Data files

Data files#

The Explorer uses custom HDF5, parquet, and JSON files for its application. Data files for the SDSS Explorer are stored at this directory on CHPC Utah.

Data file types#

explorerAllVisit and explorerAllStar (HDF5)#

Each of the explorerAllVisit.hdf5 and explorerAllStar.hdf5 files are stacked versions of the astraAllStar and astraAllVisit FITS summary files produced by sdss/astra after each run.

All data within these are stored as Apache Arrow datatypes to ensure maximum access and filtering speed except for 2D columns, such as sdss5_target_flags or similar nested lists. Nested lists are instead stored as numpy arrays for efficient filtering and data access (because vaex doesn't support 2D Arrow data yet).

Accessing each dataset#

To differentiate each dataset, one can use the pipeline column.

import vaex as vx
df = vx.open("explorerAllStar.hdf5")# a Vaex DataFrame

dff = df[df['pipeline == "aspcap"']] # dff has the exact same data as astraAllStarASPCAP.fits.gz

In Explorer, this filtering step is done first, and then an extracted DataFrame object is stored with each Subset, which improves performance by restricting new filters to the rows of the selected dataset. This process is managed by task in TODO SubsetUI.

# continuing from above; this is what the app does under the hood

Subset.df = dff.extract() # now when doing new filters, they are only applied to the rows in dff, and not df

Columns JSON#

The columnsAllStar and columnsAllVisit assist with guardrailing users and downloading by allowing the app to efficiently selecting columns that have no NaN values.

These columns JSON files are loaded as dict[str] to State.columns, which is then accessed to fill Subset.columns on each dataset/pipeline update.

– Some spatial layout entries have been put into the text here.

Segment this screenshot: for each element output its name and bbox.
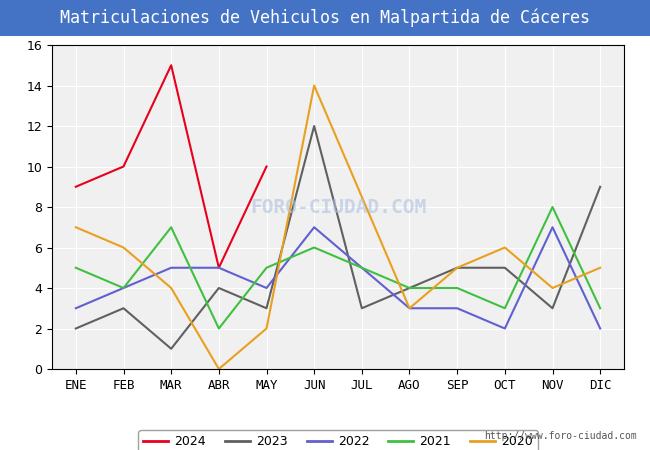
Text: http://www.foro-ciudad.com: http://www.foro-ciudad.com [484, 431, 637, 441]
Legend: 2024, 2023, 2022, 2021, 2020: 2024, 2023, 2022, 2021, 2020 [138, 431, 538, 450]
Text: Matriculaciones de Vehiculos en Malpartida de Cáceres: Matriculaciones de Vehiculos en Malparti… [60, 9, 590, 27]
Text: FORO-CIUDAD.COM: FORO-CIUDAD.COM [250, 198, 426, 216]
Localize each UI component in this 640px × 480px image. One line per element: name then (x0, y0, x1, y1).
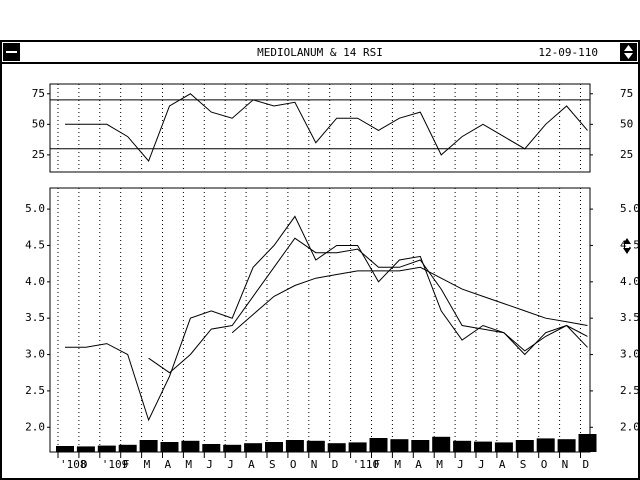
volume-bar (160, 442, 179, 452)
y-tick-label: 50 (32, 117, 45, 130)
volume-bar (181, 440, 200, 452)
y-tick-label: 2.0 (25, 420, 45, 433)
y-tick-label-right: 2.0 (620, 420, 640, 433)
resize-icon (624, 45, 633, 59)
volume-bar (494, 442, 513, 452)
x-tick-label: '110 (353, 458, 380, 471)
volume-bar (578, 434, 597, 452)
volume-bar (139, 440, 158, 452)
y-tick-label-right: 25 (620, 148, 633, 161)
x-tick-label: J (227, 458, 234, 471)
volume-bar (369, 438, 388, 452)
volume-bar (285, 440, 304, 452)
volume-bar (223, 444, 242, 452)
scroll-arrows[interactable] (623, 238, 631, 254)
window-title: MEDIOLANUM & 14 RSI (257, 46, 383, 59)
y-tick-label: 75 (32, 87, 45, 100)
x-tick-label: M (394, 458, 401, 471)
x-tick-label: D (332, 458, 339, 471)
volume-bar (265, 442, 283, 452)
volume-bar (306, 440, 325, 452)
volume-bar (327, 443, 346, 452)
volume-bar (348, 442, 367, 452)
x-tick-label: '108 (60, 458, 87, 471)
y-tick-label: 3.0 (25, 348, 45, 361)
x-tick-label: A (248, 458, 255, 471)
volume-bar (536, 438, 555, 452)
volume-bar (97, 445, 116, 452)
x-tick-label: A (165, 458, 172, 471)
x-tick-label: A (415, 458, 422, 471)
x-tick-label: S (520, 458, 527, 471)
y-tick-label-right: 3.5 (620, 311, 640, 324)
rsi-panel (49, 83, 591, 173)
close-button-icon (6, 51, 17, 53)
y-tick-label-right: 4.0 (620, 275, 640, 288)
volume-bar (118, 444, 137, 452)
x-tick-label: D (81, 458, 88, 471)
x-tick-label: M (185, 458, 192, 471)
window-date: 12-09-110 (538, 46, 598, 59)
y-tick-label-right: 5.0 (620, 202, 640, 215)
x-tick-label: S (269, 458, 276, 471)
y-tick-label: 3.5 (25, 311, 45, 324)
volume-bar (390, 439, 409, 452)
y-tick-label: 5.0 (25, 202, 45, 215)
y-tick-label-right: 3.0 (620, 348, 640, 361)
x-tick-label: O (290, 458, 297, 471)
x-tick-label: F (123, 458, 130, 471)
volume-bar (432, 436, 451, 452)
x-tick-label: A (499, 458, 506, 471)
volume-bar (56, 446, 74, 452)
x-tick-label: O (541, 458, 548, 471)
volume-bar (202, 444, 221, 452)
y-tick-label-right: 4.5 (620, 238, 640, 251)
y-tick-label-right: 2.5 (620, 384, 640, 397)
volume-bar (411, 440, 430, 452)
x-tick-label: N (562, 458, 569, 471)
volume-bar (474, 441, 492, 452)
x-tick-label: M (436, 458, 443, 471)
x-tick-label: J (457, 458, 464, 471)
volume-bar (244, 443, 263, 452)
x-tick-label: J (206, 458, 213, 471)
y-tick-label-right: 50 (620, 117, 633, 130)
x-tick-label: N (311, 458, 318, 471)
y-tick-label: 4.0 (25, 275, 45, 288)
volume-bar (557, 439, 576, 452)
x-tick-label: M (144, 458, 151, 471)
x-tick-label: '109 (102, 458, 129, 471)
y-tick-label: 4.5 (25, 238, 45, 251)
resize-button[interactable] (620, 43, 637, 61)
x-tick-label: D (583, 458, 590, 471)
volume-bar (76, 446, 95, 452)
series-line (65, 93, 588, 162)
y-tick-label: 25 (32, 148, 45, 161)
x-tick-label: F (374, 458, 381, 471)
window-frame (0, 40, 640, 480)
y-tick-label-right: 75 (620, 87, 633, 100)
series-line (148, 237, 588, 374)
y-tick-label: 2.5 (25, 384, 45, 397)
volume-bar (515, 440, 534, 452)
series-line (231, 266, 588, 334)
x-tick-label: J (478, 458, 485, 471)
volume-bar (453, 440, 472, 452)
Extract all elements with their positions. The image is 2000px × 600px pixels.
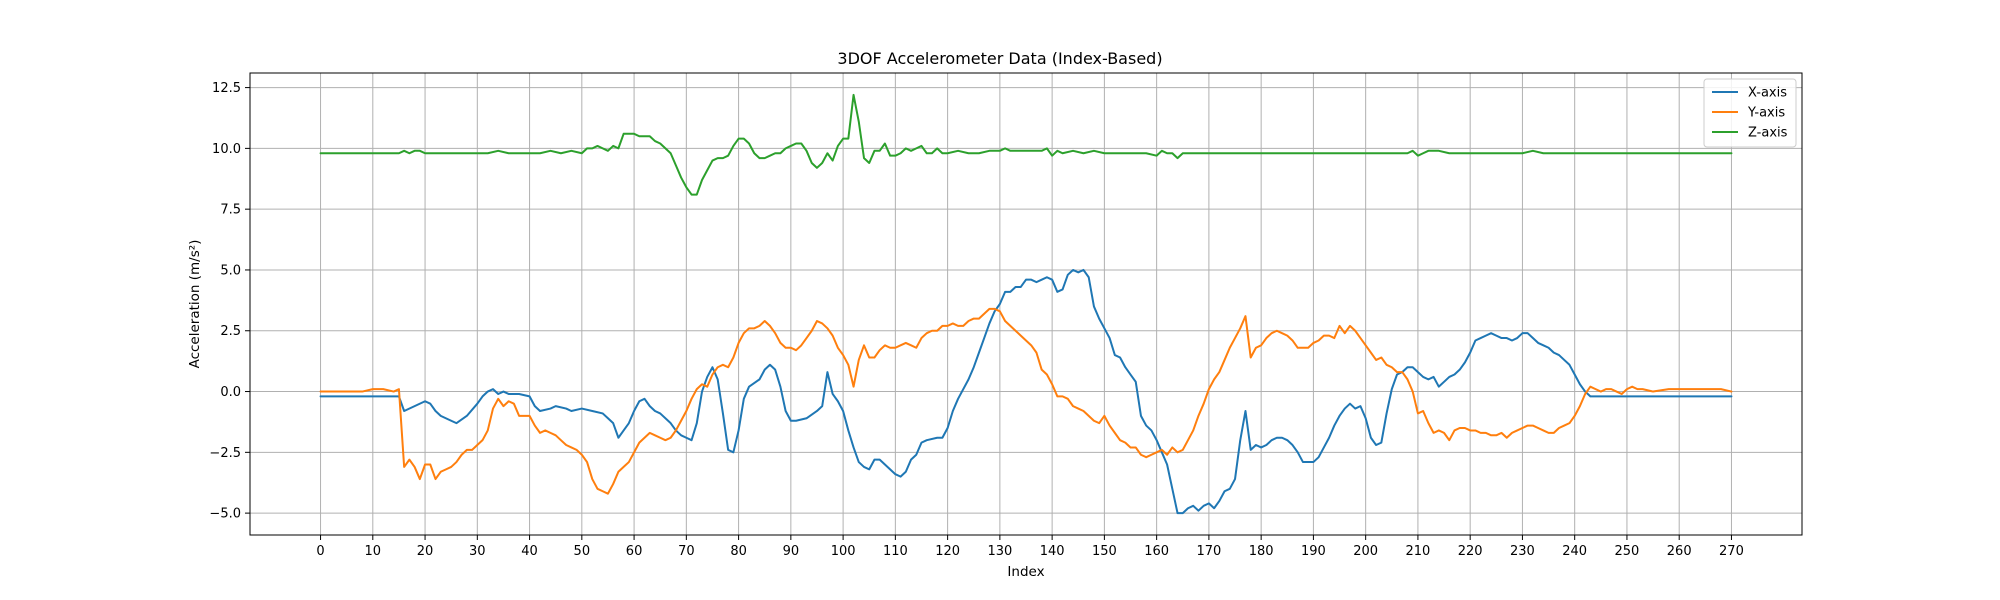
- plot-frame: [249, 72, 1803, 536]
- legend-box: [1703, 78, 1797, 148]
- series-lines: [319, 93, 1733, 515]
- x-tick-label: 40: [521, 544, 538, 559]
- axis-ticks: 0 10 20 30 40 50 60 70 80 90 100 110 120 130 140 150 160…: [209, 81, 1743, 559]
- y-tick-label: −2.5: [209, 446, 241, 461]
- x-tick-label: 140: [1040, 544, 1065, 559]
- x-tick-label: 130: [987, 544, 1012, 559]
- legend-label: X-axis: [1748, 86, 1787, 101]
- legend-label: Y-axis: [1747, 106, 1785, 121]
- y-tick-label: 5.0: [220, 263, 241, 278]
- series-line-z-axis: [319, 93, 1733, 196]
- x-tick-label: 0: [316, 544, 324, 559]
- x-tick-label: 270: [1719, 544, 1744, 559]
- x-tick-label: 210: [1406, 544, 1431, 559]
- y-tick-label: 0.0: [220, 385, 241, 400]
- legend: X-axis Y-axis Z-axis: [1703, 78, 1797, 148]
- x-tick-label: 20: [417, 544, 434, 559]
- x-tick-label: 80: [730, 544, 747, 559]
- x-tick-label: 60: [626, 544, 643, 559]
- x-tick-label: 170: [1196, 544, 1221, 559]
- y-tick-label: 2.5: [220, 324, 241, 339]
- x-tick-label: 220: [1458, 544, 1483, 559]
- x-tick-label: 120: [935, 544, 960, 559]
- y-tick-label: 7.5: [220, 203, 241, 218]
- x-tick-label: 90: [783, 544, 800, 559]
- grid: [250, 73, 1802, 535]
- x-tick-label: 150: [1092, 544, 1117, 559]
- x-tick-label: 160: [1144, 544, 1169, 559]
- x-axis-label: Index: [1007, 564, 1044, 580]
- series-line-x-axis: [319, 268, 1733, 515]
- x-tick-label: 230: [1510, 544, 1535, 559]
- x-tick-label: 10: [365, 544, 382, 559]
- x-tick-label: 50: [574, 544, 591, 559]
- legend-label: Z-axis: [1748, 126, 1788, 141]
- x-tick-label: 70: [678, 544, 695, 559]
- chart-title: 3DOF Accelerometer Data (Index-Based): [837, 49, 1162, 68]
- x-tick-label: 200: [1353, 544, 1378, 559]
- x-tick-label: 100: [831, 544, 856, 559]
- x-tick-label: 250: [1615, 544, 1640, 559]
- x-tick-label: 110: [883, 544, 908, 559]
- x-tick-label: 260: [1667, 544, 1692, 559]
- series-line-y-axis: [319, 307, 1733, 495]
- y-tick-label: −5.0: [209, 507, 241, 522]
- x-tick-label: 190: [1301, 544, 1326, 559]
- x-tick-label: 180: [1249, 544, 1274, 559]
- x-tick-label: 240: [1562, 544, 1587, 559]
- y-tick-label: 10.0: [212, 142, 241, 157]
- y-axis-label: Acceleration (m/s²): [187, 240, 203, 369]
- y-tick-label: 12.5: [212, 81, 241, 96]
- x-tick-label: 30: [469, 544, 486, 559]
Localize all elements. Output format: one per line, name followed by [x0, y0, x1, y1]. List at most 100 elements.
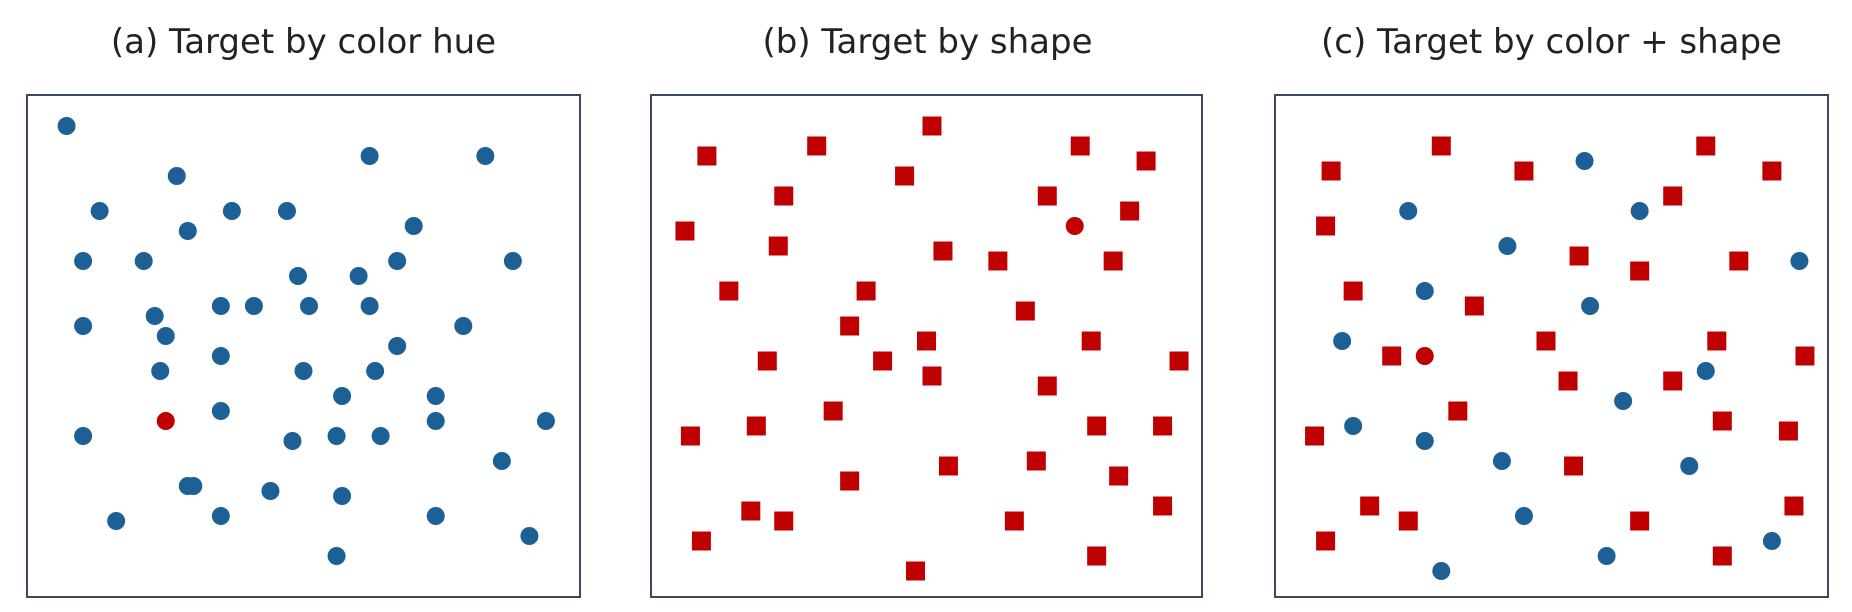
blue-circle-marker — [283, 432, 302, 450]
red-square-marker — [1120, 201, 1140, 221]
blue-circle-marker — [349, 267, 368, 285]
blue-circle-marker — [388, 252, 407, 270]
blue-circle-marker — [57, 117, 76, 135]
blue-circle-marker — [211, 297, 230, 315]
blue-circle-marker — [1581, 297, 1600, 315]
blue-circle-marker — [1614, 392, 1633, 410]
blue-circle-marker — [1630, 202, 1649, 220]
red-square-marker — [1663, 371, 1683, 391]
blue-circle-marker — [333, 387, 352, 405]
blue-circle-marker — [134, 252, 153, 270]
panel-a-canvas — [57, 117, 555, 565]
red-square-marker — [1153, 416, 1173, 436]
red-square-marker — [1081, 331, 1101, 351]
red-square-marker — [823, 401, 843, 421]
red-square-marker — [757, 351, 777, 371]
red-square-marker — [1536, 331, 1556, 351]
red-square-marker — [1087, 546, 1107, 566]
red-square-marker — [807, 136, 827, 156]
red-square-marker — [1316, 531, 1336, 551]
blue-circle-marker — [366, 362, 385, 380]
panel-c-frame — [1274, 94, 1829, 598]
panel-b-canvas — [675, 116, 1189, 581]
red-square-marker — [933, 241, 953, 261]
red-square-marker — [1398, 511, 1418, 531]
blue-circle-marker — [1432, 562, 1451, 580]
red-square-marker — [1004, 511, 1024, 531]
red-square-marker — [774, 186, 794, 206]
blue-circle-marker — [360, 297, 379, 315]
red-square-marker — [1343, 281, 1363, 301]
blue-circle-marker — [74, 252, 93, 270]
red-square-marker — [1564, 456, 1584, 476]
blue-circle-marker — [476, 147, 495, 165]
blue-circle-marker — [1498, 237, 1517, 255]
red-square-marker — [1729, 251, 1749, 271]
red-square-marker — [1087, 416, 1107, 436]
red-square-marker — [1037, 376, 1057, 396]
red-square-marker — [1569, 246, 1589, 266]
red-square-marker — [1784, 496, 1804, 516]
red-square-marker — [719, 281, 739, 301]
blue-circle-marker — [288, 267, 307, 285]
panel-b-title: (b) Target by shape — [762, 22, 1093, 62]
red-square-marker — [1015, 301, 1035, 321]
blue-circle-marker — [327, 547, 346, 565]
blue-circle-marker — [454, 317, 473, 335]
blue-circle-marker — [294, 362, 313, 380]
blue-circle-marker — [1492, 452, 1511, 470]
blue-circle-marker — [388, 337, 407, 355]
blue-circle-marker — [300, 297, 319, 315]
blue-circle-marker — [1790, 252, 1809, 270]
blue-circle-marker — [503, 252, 522, 270]
blue-circle-marker — [211, 347, 230, 365]
red-square-marker — [1109, 466, 1129, 486]
red-circle-marker — [1065, 217, 1084, 235]
blue-circle-marker — [426, 412, 445, 430]
blue-circle-marker — [404, 217, 423, 235]
red-square-marker — [1712, 546, 1732, 566]
red-square-marker — [917, 331, 936, 351]
red-square-marker — [1136, 151, 1156, 171]
blue-circle-marker — [1415, 282, 1434, 300]
red-square-marker — [1026, 451, 1046, 471]
red-square-marker — [768, 236, 788, 256]
red-square-marker — [741, 501, 761, 521]
red-square-marker — [1305, 426, 1325, 446]
blue-circle-marker — [426, 387, 445, 405]
red-square-marker — [1431, 136, 1451, 156]
red-square-marker — [1778, 421, 1798, 441]
panel-b-frame — [650, 94, 1203, 598]
blue-circle-marker — [1597, 547, 1616, 565]
blue-circle-marker — [492, 452, 511, 470]
red-square-marker — [1795, 346, 1815, 366]
red-square-marker — [1630, 511, 1650, 531]
red-circle-marker — [156, 412, 175, 430]
blue-circle-marker — [107, 512, 126, 530]
red-square-marker — [691, 531, 711, 551]
blue-circle-marker — [327, 427, 346, 445]
panel-a-frame — [26, 94, 581, 598]
blue-circle-marker — [90, 202, 109, 220]
blue-circle-marker — [1696, 362, 1715, 380]
panel-a-title: (a) Target by color hue — [110, 22, 497, 62]
blue-circle-marker — [145, 307, 164, 325]
blue-circle-marker — [1680, 457, 1699, 475]
red-square-marker — [840, 471, 860, 491]
red-square-marker — [1630, 261, 1650, 281]
blue-circle-marker — [1762, 532, 1781, 550]
blue-circle-marker — [244, 297, 263, 315]
blue-circle-marker — [1333, 332, 1352, 350]
red-square-marker — [1103, 251, 1123, 271]
blue-circle-marker — [1344, 417, 1363, 435]
panel-c-title: (c) Target by color + shape — [1321, 22, 1782, 62]
red-square-marker — [1321, 161, 1341, 181]
red-square-marker — [746, 416, 766, 436]
blue-circle-marker — [1399, 202, 1418, 220]
red-square-marker — [1382, 346, 1402, 366]
red-square-marker — [1464, 296, 1484, 316]
red-square-marker — [1514, 161, 1534, 181]
red-square-marker — [1316, 216, 1336, 236]
blue-circle-marker — [211, 402, 230, 420]
red-square-marker — [680, 426, 700, 446]
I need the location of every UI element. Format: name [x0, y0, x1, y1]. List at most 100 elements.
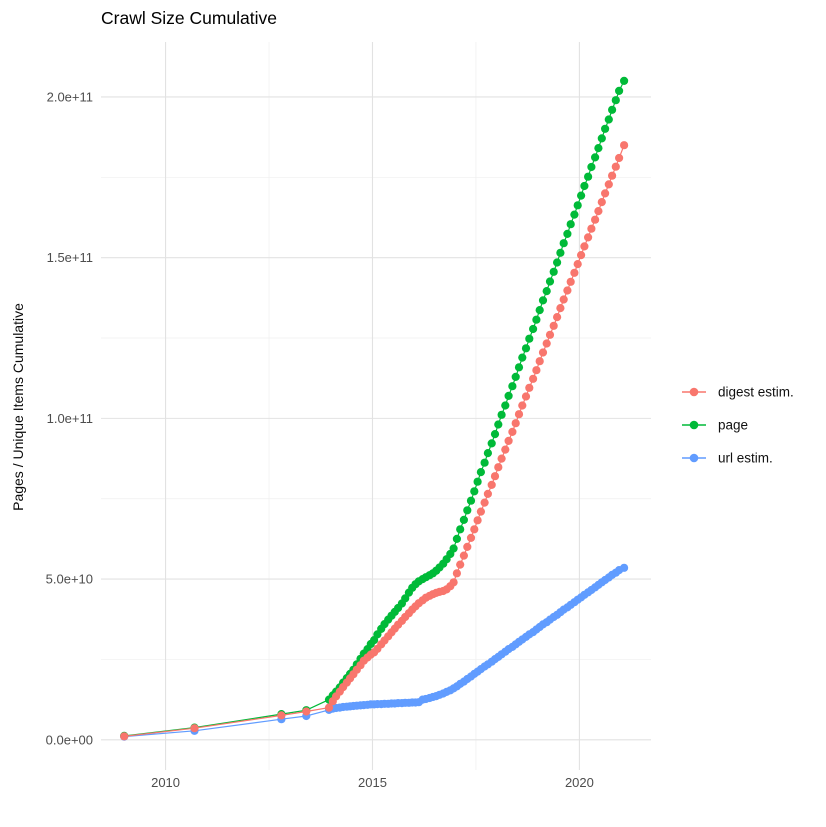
data-point	[587, 224, 596, 233]
y-tick-label: 5.0e+10	[46, 572, 93, 587]
data-point	[559, 239, 568, 248]
data-point	[473, 477, 482, 486]
data-point	[487, 439, 496, 448]
data-point	[190, 724, 199, 733]
data-point	[470, 525, 479, 534]
data-point	[521, 344, 531, 353]
data-point	[508, 382, 517, 391]
data-point	[601, 124, 610, 133]
data-point	[532, 366, 541, 375]
data-point	[570, 210, 579, 219]
data-point	[525, 334, 534, 343]
data-point	[511, 372, 520, 381]
data-point	[120, 732, 129, 741]
data-point	[449, 578, 458, 587]
data-point	[580, 242, 589, 251]
data-point	[466, 533, 476, 543]
legend-label: url estim.	[718, 451, 773, 466]
data-point	[529, 324, 538, 334]
data-point	[452, 534, 461, 544]
data-point	[620, 563, 629, 572]
data-point	[545, 277, 555, 286]
series-page	[120, 76, 629, 741]
data-point	[518, 401, 527, 410]
series-url-estim-	[120, 563, 629, 741]
chart-title: Crawl Size Cumulative	[101, 8, 278, 28]
data-point	[620, 76, 629, 85]
data-point	[324, 703, 334, 712]
data-point	[501, 401, 510, 410]
data-point	[553, 313, 562, 322]
data-point	[463, 506, 472, 515]
data-point	[608, 171, 617, 180]
x-tick-label: 2010	[151, 775, 180, 790]
data-point	[573, 201, 582, 210]
data-point	[584, 233, 593, 242]
data-point	[597, 198, 606, 207]
data-point	[521, 392, 531, 401]
data-point	[563, 286, 572, 295]
data-point	[302, 707, 311, 716]
data-point	[556, 248, 565, 257]
data-point	[545, 330, 555, 339]
data-point	[566, 277, 575, 286]
data-point	[514, 410, 524, 419]
data-point	[508, 427, 517, 436]
data-point	[459, 515, 468, 525]
data-point	[497, 410, 506, 419]
data-point	[535, 357, 544, 366]
data-point	[573, 260, 582, 269]
x-tick-label: 2015	[358, 775, 387, 790]
data-point	[497, 454, 506, 463]
data-point	[620, 141, 629, 150]
data-point	[514, 363, 524, 372]
legend-key-dot	[689, 453, 699, 463]
data-point	[601, 189, 610, 198]
data-point	[490, 472, 500, 481]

Computing which columns are all nan per dataset switch within the app live was inefficient. Precompiling them is a trivial operation and takes minimal memory/CPU to load.

Mappings parquet#

mappings.parquet is a compiled datafile of all the sdss targeting cartons and programs, which is used by the filter_carton_mapper function for selecting cartons and mapper programs.

Warning

mappings.parquet is not generated via the datafile generation described below. It must be generated manually (trival via pandas) from any updated bitmappings.csv file in sdss/semaphore.

Generating new data files#

Generation of new datafiles requires the use of a computer with lots of memory due to the size of the merge operation, which requires that the entire dataset fits into memory.

Generation can be done with the files in sdss/explorer-filegen repository and takes three steps.

Source all current astra summary data files + relevant spAll files and place into a subdirectory corresponding to the astra version.
- Place these in some working directory with enough space to store upwards of 100GB of total data.
- For spall, we use the BOSS pipeline summary files
  - spAll-lite for visit .
  - spAll-lite_multimjd for star, since many BOSS-only sources (like quasars) have no real "star" coadd equivalent.
Convert all astra summary files to arrow (parquet), then HDF5.
- vaex can't load fits files since vaex.astro hasn't been updated in some time, so we use Bristol's STILTS (part of TOPCAT) to convert them to parquet.
  - This requires the topcat-extra.jar file.
  - Note that this process drops the tags and carton_0 columns.
- This also automagically ensures that ALL datatypes are encoded as Apache Arrow ones.
- When we reconvert back to HDF5, we additionally ensure that any nested pa.ChunkedArray (list of list) datatypes are converted back into numpy datatypes to ensure compatibility.
- NOTE: you must convert spAll-lite files used in the stacks manually using spall_convert.py.
Merge all files together and output columns*.json
- Columns files are used for guardrailing, see here.
Generate custom datamodels for Column Glossary
- TODO

Within the repository, you will find additional slurm commands and scripts to run the generators (only steps 2 and 3) via sbatch.